La fila de pasajeros era larga. El DC-8 de Canadian Pacific estaba listo para recibirnos y llevarnos a Toronto, con escalas en Ciudad de México y Acapulco.  
Llegué a la puerta de embarque. A un lado estaba una señorita de la aerolínea, una señora joven y dos niños, un hombrecito de unos 7 años y una niña de cinco. La señorita me dijo si es que podía sentarme junto a los niños y acompañarlos hasta ciudad de México, donde su padre, diplomático peruano, subiría a la aeronave a recogerlos. Acepté con gusto, ya que se trataba sólo del “próximo paradero”...
Nos habían separado la última fila de asientos, para estar más cómodos y cerca del personal, por si los niños necesitaban algo. Era cerca ya de la medianoche del 1o. de septiembre de 1975...

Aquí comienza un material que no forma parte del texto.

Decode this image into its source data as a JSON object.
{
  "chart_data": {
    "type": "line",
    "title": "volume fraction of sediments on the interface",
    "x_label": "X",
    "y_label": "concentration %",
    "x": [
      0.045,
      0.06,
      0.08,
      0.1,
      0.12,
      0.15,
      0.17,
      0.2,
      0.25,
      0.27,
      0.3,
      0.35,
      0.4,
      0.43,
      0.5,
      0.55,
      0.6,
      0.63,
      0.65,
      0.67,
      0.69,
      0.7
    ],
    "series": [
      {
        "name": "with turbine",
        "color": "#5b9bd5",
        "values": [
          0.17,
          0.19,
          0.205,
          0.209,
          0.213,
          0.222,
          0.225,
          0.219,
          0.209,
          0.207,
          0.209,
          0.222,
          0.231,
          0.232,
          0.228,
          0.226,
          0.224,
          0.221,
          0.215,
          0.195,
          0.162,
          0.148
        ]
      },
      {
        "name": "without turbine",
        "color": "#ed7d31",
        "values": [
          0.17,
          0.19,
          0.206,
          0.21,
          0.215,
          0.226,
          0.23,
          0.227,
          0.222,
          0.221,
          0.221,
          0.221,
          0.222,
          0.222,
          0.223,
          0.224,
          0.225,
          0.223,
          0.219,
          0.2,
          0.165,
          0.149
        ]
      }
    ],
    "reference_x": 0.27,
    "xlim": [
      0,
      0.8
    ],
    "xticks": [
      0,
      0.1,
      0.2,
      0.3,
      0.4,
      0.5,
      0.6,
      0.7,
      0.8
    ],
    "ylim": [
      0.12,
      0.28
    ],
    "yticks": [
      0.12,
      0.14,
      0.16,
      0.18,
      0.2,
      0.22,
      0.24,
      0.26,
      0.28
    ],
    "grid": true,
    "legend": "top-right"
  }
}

Despegamos y, muy pronto, los niños estaban dormidos...se apagaron las luces de la cabina y, pendiente de los niños, me acomodé para descansar...
El vuelo se desarrollaba normalmente...una pequeña turbulencia me despertó, verifiqué que los niños descansaban normalmente...por la ventana se veían signos de tormenta...el calor era insoportable, traté de prender el aire de mi asiento, pero no funcionó...se escuchaban quejas de pasajeros...todo oscuro...
De pronto, se escuchó una pequeña explosión, de la pared del avión, a la altura de las alas, se abrió un boquete arriba de una ventana y una tromba de agua ingresó a la cabina...gritos de terror, se encendieron las luces...todos gritaban, el agua caía como una catarata...pensé que nos habíamos hundido en el mar y que pronto seríamos noticia de primera plana...los niños se despertaron y se pusieron a llorar, me dediqué a tranquilizarlos...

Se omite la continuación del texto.